El nuevo modelo nace sobre la plataforma AmpR Small, compartida con el Renault 5 eléctrico, y se adapta a un mercado dominado por la electrificación, la conectividad y los sistemas de asistencia.
Aspecto exterior
El Renault 4 E-Tech mide 4,14 metros de largo y 1,80 m de ancho, lo que lo sitúa ocho centímetros por encima del Renault 5, enfocado a un uso más polivalente.
Asimismo, el diseño recupera elementos reconocibles del modelo clásico, reinterpretados con un lenguaje actual. El rasgo más llamativo es la calandra monobloque iluminada, una novedad mundial en la marca, que integra los faros en una única pieza. En esta se integran las ópticas de formato redondeado, mientras que en la parte trasera los pilotos LED adoptan un diseño más estilizado.

Otros detalles funcionales son el umbral de carga bajo (607 mm, 10 menos que la media del segmento), pensado para facilitar el acceso al maletero (420 litros), las protecciones plásticas en los pasos de rueda y paragolpes de mayor volumen. Las manillas de las puertas en acabado contrastado y los gráficos laterales de trazos rectos remiten formalmente al modelo original.
La gama contempla varias opciones de color exterior, que incluyen tanto tonos llamativos como acabados más neutros. Según versión, el modelo equipa llantas de hasta 18 pulgadas, una medida ya extendida en el segmento B eléctrico actual.
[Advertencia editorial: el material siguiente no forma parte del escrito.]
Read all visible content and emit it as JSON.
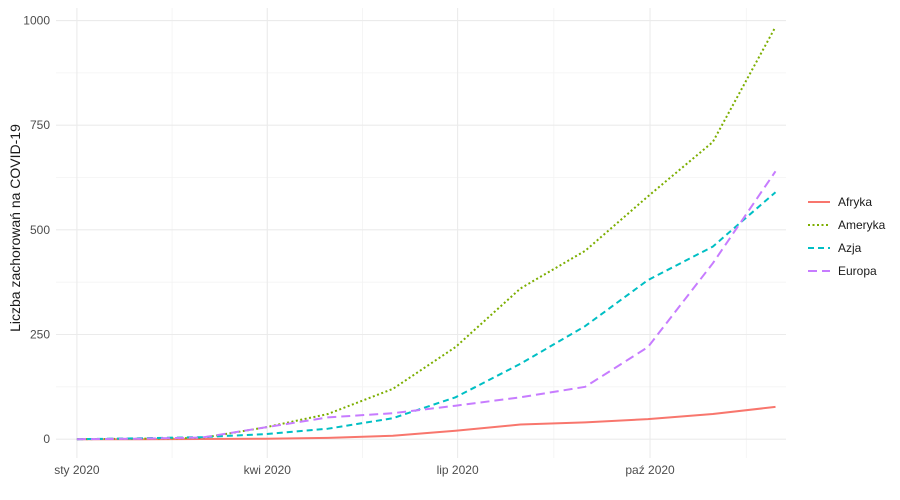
{
  "chart_data": {
    "type": "line",
    "title": "",
    "xlabel": "",
    "ylabel": "Liczba zachorowań na COVID-19",
    "x": [
      "2020-01-01",
      "2020-01-31",
      "2020-03-01",
      "2020-03-31",
      "2020-04-30",
      "2020-05-31",
      "2020-06-30",
      "2020-07-31",
      "2020-08-31",
      "2020-09-30",
      "2020-10-31",
      "2020-11-30"
    ],
    "x_ticks": [
      {
        "date": "2020-01-01",
        "label": "sty 2020"
      },
      {
        "date": "2020-04-01",
        "label": "kwi 2020"
      },
      {
        "date": "2020-07-01",
        "label": "lip 2020"
      },
      {
        "date": "2020-10-01",
        "label": "paź 2020"
      }
    ],
    "xlim": [
      "2019-12-22",
      "2020-12-05"
    ],
    "ylim": [
      -45,
      1030
    ],
    "y_ticks": [
      0,
      250,
      500,
      750,
      1000
    ],
    "grid": true,
    "legend_position": "right",
    "series": [
      {
        "name": "Afryka",
        "color": "#F8766D",
        "dash": "solid",
        "values": [
          0,
          0,
          0.5,
          1,
          3,
          8,
          20,
          35,
          40,
          48,
          60,
          77
        ]
      },
      {
        "name": "Ameryka",
        "color": "#7CAE00",
        "dash": "dotted",
        "values": [
          0,
          1,
          3,
          28,
          60,
          120,
          220,
          360,
          450,
          580,
          710,
          985
        ]
      },
      {
        "name": "Azja",
        "color": "#00BFC4",
        "dash": "dashed",
        "values": [
          0,
          2,
          5,
          12,
          25,
          50,
          100,
          180,
          270,
          380,
          460,
          590
        ]
      },
      {
        "name": "Europa",
        "color": "#C77CFF",
        "dash": "longdash",
        "values": [
          0,
          1,
          4,
          28,
          52,
          62,
          80,
          100,
          125,
          220,
          420,
          640
        ]
      }
    ]
  }
}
Digitalización y seguridad como ejes del interior
El interior del nuevo Renault 4 adopta una arquitectura digital basada en una doble pantalla horizontal. El cuadro de instrumentos es digital, de hasta 10,1 pulgadas, mientras que la pantalla central del sistema multimedia mide 10 pulgadas y funciona mediante el sistema OpenR Link, con servicios de Google integrados. Desde esta interfaz se gestionan funciones como la navegación, el estado de la carga, el flujo de energía y la planificación de rutas con paradas de recarga.
En materia de seguridad y ayudas a la conducción, el modelo incorpora un conjunto amplio de sistemas ADAS, entre los que se incluyen control de crucero adaptativo, mantenimiento de carril y vigilancia del estado del conductor. En el ámbito de la seguridad activa destaca el sistema de frenada, que integra funciones de frenado automático de emergencia (también en maniobras a baja velocidad) y un sistema de frenada regenerativa intensificada mediante el modo one pedal, que permite detener el vehículo sin accionar el pedal del freno en determinadas condiciones y que proporciona una agradable sensación de control al usuario.
Propulsión y batería
La gama se estructura en torno a dos configuraciones mecánicas. La versión de acceso combina un motor de 120 CV (90 kW) y 225 Nm con una batería de 40 kWh, que homologa hasta 308 km de autonomía WLTP, pensada para un uso principalmente urbano.

Por encima se sitúa la variante Comfort, con 150 CV (110 kW), 245 Nm y una batería de 52 kWh, que alcanza hasta 408 km WLTP.
Ambas opciones admiten carga en corriente alterna a 11 kW y carga rápida en corriente continua de hasta 100 kW, lo que permite recuperar del 15 al 80 % de la batería en aproximadamente 30 minutos, según la configuración. Además, el sistema es compatible con funciones bidireccionales V2L, que permiten utilizar la batería del vehículo como fuente de energía externa.
Desde 25.550, incluyendo el Plan Auto +
Renault no ha comunicado objetivos de ventas concretos para el mercado español, pero el posicionamiento del modelo apunta a un volumen relevante dentro del canal particular, donde la marca ha ganado cuota en los últimos ejercicios. Fabricado en Maubeuge (Francia), el Renault 4 E-Tech está llamado a complementar al Renault 5 como alternativa más espaciosa y versátil.
La gama arranca en 25.550 euros para la versión de autonomía urbana, mientras que la variante con batería de 52 kWh parte de 28.555 euros. Estos precios incluyen impuestos y, aunque no contemplan promociones comerciales, ya descuentan el anticipo de 4.500 euros del plan Auto +.